Soviet reconnaissance satellite (Zenit 2-7)

Kosmos 12 (Космос 12 meaning Cosmos 12) or Zenit-2 No.7 was a Soviet optical film-return reconnaissance satellite launched in 1962. A Zenit-2 spacecraft, Kosmos 12 was the seventh of eighty-one such satellites to be launched.

==Spacecraft==
Kosmos 12 was a Zenit-2 satellite, a first generation, low resolution, reconnaissance satellite derived from the Vostok spacecraft used for crewed flights, the satellites were developed by OKB-1. In addition to reconnaissance, it was also used for research into radiation in support of the Vostok programme.
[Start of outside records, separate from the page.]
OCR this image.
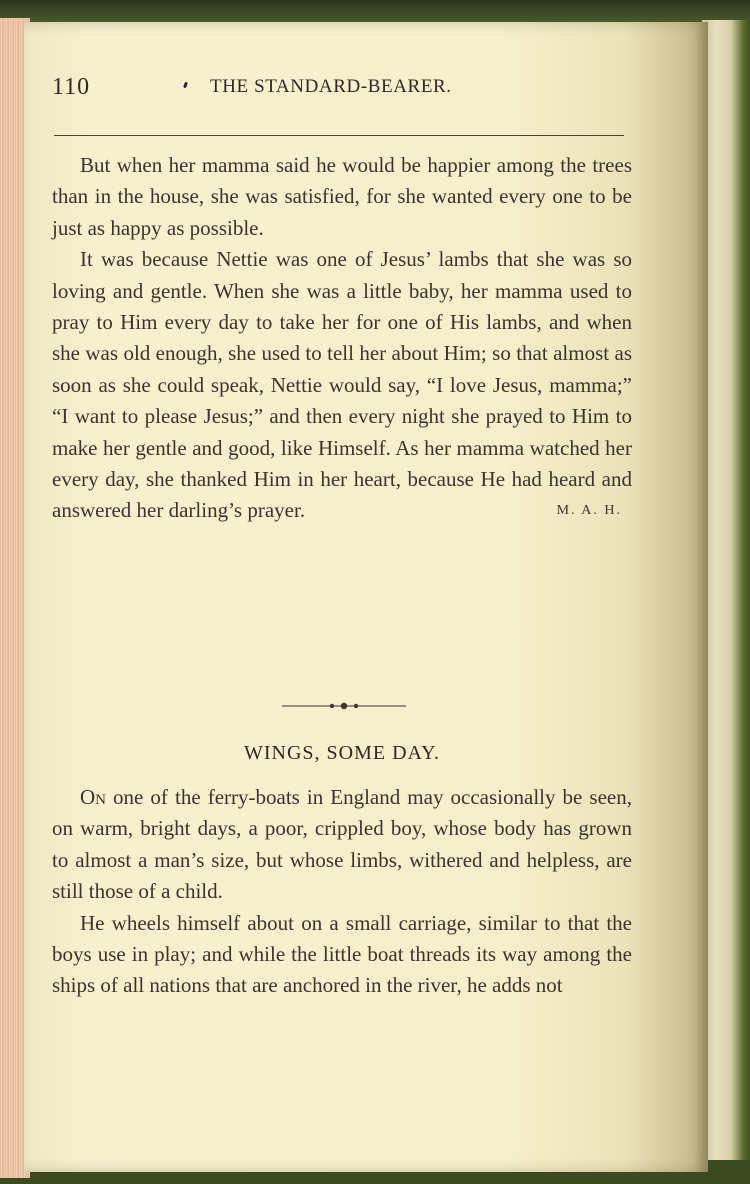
110	THE STANDARD-BEARER.

But when her mamma said he would be happier among the trees than in the house, she was satisfied, for she wanted every one to be just as happy as possible.

It was because Nettie was one of Jesus’ lambs that she was so loving and gentle. When she was a little baby, her mamma used to pray to Him every day to take her for one of His lambs, and when she was old enough, she used to tell her about Him; so that almost as soon as she could speak, Nettie would say, “I love Jesus, mamma;” “I want to please Jesus;” and then every night she prayed to Him to make her gentle and good, like Himself. As her mamma watched her every day, she thanked Him in her heart, because He had heard and answered her darling’s prayer.	M. A. H.

WINGS, SOME DAY.

On one of the ferry-boats in England may occasionally be seen, on warm, bright days, a poor, crippled boy, whose body has grown to almost a man’s size, but whose limbs, withered and helpless, are still those of a child.

He wheels himself about on a small carriage, similar to that the boys use in play; and while the little boat threads its way among the ships of all nations that are anchored in the river, he adds not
It had a mass of 4730 kg.

==Mission==
The Vostok-2 rocket, serial number T15000-10, was used to launch Kosmos 12. The launch took place from Site 1/5 at the Baikonur Cosmodrome at 09:21:00 GMT on 22 December 1962. Following its successful arrival in orbit, the spacecraft received its Kosmos designation, along with the Harvard designation 1962 Beta Omega 1, the International Designator 1962-072A, and the Satellite Catalog Number 00517.

Kosmos 12 was operated in a low Earth orbit. On 22 December 1962, it had a perigee of 198 km, an apogee of 392 km, with an inclination of 65.0°, and an orbital period of 90.5 minutes. On 30 December 1962, the spacecraft was deorbited, with its return capsule descending by parachute for recovery by the Soviet forces in the steppe in Kazakhstan.